So interesting to hear about different approaches, thanks all for sharing.
I agree re an integrated approach, looking at all areas, including AAC options, and supporting development through her everyday natural interactions with her parents rather than teaching discrete skills – like Gail I have also shifted in this respect in the last 3 years. Supporting parents to achieve a clearer understanding of where she is at developmentally, and confidence to support her devt through everyday interaction is so important – which is what you have been doing by the sound of it through showing them intensive interaction etc
It sounds like she has responded really well to what you have done so far Joanna , and is now taking more notice of you and others and establishing joint attention. When you mentioned the CHAT were you asking for suggestions re what/how to d/w mum i.e. referring on for further assessment etc? Or just therapy ideas?
If you like/use a means/reasons/opportunities approach to Ax and therapy you may be interested in CATHS. As an assessment framework I like CATHS (2021) because it still contains the communication and cognition framework which one of the current authors developed and published with Clare Latham (SLT) back in 1997 (Assessing Communication) and in 2001 (communication curriculum and classroom practice). Underpinned by psycholinguistic and sociolinguistic theory, the assessment framework looks at mode of communication (means), functions (reasons), cognition (play & learning) through 6 stages – from pre-intentional, through emerging intentional, intentional, first meanings, and through to the use of phrases, and then complex sentences for higher level functions (reasoning predicting negotiating etc) . It takes a MDT approach – typically the SLT collating information from parents/teachers/TAs/other practitioners to build a picture of the child’s unique and often idiosyncratic comm skills (like that excited shudder you described Joanna!) but sets that in a clear developmental framework. Great for identifying the child’s stage of devt – and helping parents and other practitioners understand this – esp for the earlier stages of devt, and enables them to see the link between play and lang devt. During some training I did recently with a colleague in Lancashire we heard several therapists say they were less confident about assessing preverbal communication and they liked the CATHS framework for this reason.
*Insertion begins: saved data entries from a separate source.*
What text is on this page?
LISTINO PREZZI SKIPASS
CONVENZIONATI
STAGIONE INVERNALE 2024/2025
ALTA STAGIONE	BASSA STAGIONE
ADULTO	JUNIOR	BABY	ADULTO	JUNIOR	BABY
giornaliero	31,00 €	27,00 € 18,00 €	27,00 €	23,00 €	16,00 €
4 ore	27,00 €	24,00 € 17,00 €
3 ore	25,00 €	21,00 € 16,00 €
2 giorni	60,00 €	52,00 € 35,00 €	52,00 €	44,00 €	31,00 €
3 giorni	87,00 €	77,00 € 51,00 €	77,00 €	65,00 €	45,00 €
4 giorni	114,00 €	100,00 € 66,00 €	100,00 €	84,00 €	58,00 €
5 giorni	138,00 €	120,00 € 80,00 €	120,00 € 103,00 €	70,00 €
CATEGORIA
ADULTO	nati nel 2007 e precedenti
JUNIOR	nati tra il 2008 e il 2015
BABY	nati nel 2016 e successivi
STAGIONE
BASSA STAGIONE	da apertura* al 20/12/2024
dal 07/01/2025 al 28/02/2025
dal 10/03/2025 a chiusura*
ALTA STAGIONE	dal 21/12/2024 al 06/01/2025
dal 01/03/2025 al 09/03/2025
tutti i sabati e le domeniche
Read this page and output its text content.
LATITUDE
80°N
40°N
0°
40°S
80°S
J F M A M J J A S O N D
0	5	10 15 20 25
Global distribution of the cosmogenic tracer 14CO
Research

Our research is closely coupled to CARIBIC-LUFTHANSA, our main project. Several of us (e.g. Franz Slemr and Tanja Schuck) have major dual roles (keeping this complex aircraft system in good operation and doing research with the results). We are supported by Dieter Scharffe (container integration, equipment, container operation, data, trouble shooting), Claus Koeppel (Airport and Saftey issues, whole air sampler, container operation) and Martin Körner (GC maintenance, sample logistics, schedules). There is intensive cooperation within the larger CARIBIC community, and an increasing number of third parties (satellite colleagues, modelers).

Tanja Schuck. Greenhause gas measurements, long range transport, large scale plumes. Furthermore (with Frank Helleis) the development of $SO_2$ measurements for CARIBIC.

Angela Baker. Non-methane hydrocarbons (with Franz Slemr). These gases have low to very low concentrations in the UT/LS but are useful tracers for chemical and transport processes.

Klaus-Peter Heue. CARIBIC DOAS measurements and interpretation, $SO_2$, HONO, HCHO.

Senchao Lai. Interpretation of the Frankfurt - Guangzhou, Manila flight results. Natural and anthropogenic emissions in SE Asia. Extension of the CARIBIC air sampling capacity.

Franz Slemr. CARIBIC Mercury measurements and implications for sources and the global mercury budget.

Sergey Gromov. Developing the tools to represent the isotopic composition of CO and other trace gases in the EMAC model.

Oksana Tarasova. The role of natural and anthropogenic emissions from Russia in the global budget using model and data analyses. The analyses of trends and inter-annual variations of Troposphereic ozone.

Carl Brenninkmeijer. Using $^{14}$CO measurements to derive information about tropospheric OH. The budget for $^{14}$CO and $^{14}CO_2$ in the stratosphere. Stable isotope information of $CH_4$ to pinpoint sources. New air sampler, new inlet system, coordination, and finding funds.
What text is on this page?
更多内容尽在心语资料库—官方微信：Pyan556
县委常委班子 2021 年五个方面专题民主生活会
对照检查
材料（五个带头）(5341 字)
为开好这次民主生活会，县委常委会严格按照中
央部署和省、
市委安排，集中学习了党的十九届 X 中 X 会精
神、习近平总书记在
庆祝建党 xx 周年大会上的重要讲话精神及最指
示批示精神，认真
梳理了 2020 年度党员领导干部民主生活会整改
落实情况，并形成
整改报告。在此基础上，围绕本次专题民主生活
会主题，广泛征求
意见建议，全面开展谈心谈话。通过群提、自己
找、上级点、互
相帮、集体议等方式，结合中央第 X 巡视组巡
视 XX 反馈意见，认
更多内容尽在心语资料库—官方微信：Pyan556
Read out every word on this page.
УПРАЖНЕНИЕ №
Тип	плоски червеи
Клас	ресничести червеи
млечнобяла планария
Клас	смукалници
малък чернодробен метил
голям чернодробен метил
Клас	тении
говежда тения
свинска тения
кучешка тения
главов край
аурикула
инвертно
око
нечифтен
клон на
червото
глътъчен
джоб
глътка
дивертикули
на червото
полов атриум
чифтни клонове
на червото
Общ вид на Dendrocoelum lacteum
I like the fact that the focus is then on the interaction with, role of, and skills of, the communication partner in facilitating and maintaining successful communi/interaction. The authors recommend Intensive Interaction for the earlier stages. I have trained in and used Intensive Interaction but, like Gail I now prefer VERVE, having seen the impact of mutual face watching, and the focus on regulation, with so many clients including those who present with poor eye contact initially). CATHS highlights best practice for individuals at each stage with lots of clear examples for targets and activities. Although it was designed in, and for, the special school setting I use it as my assessment framework for preschoolers too as well as for older students with DLD associated with SEN.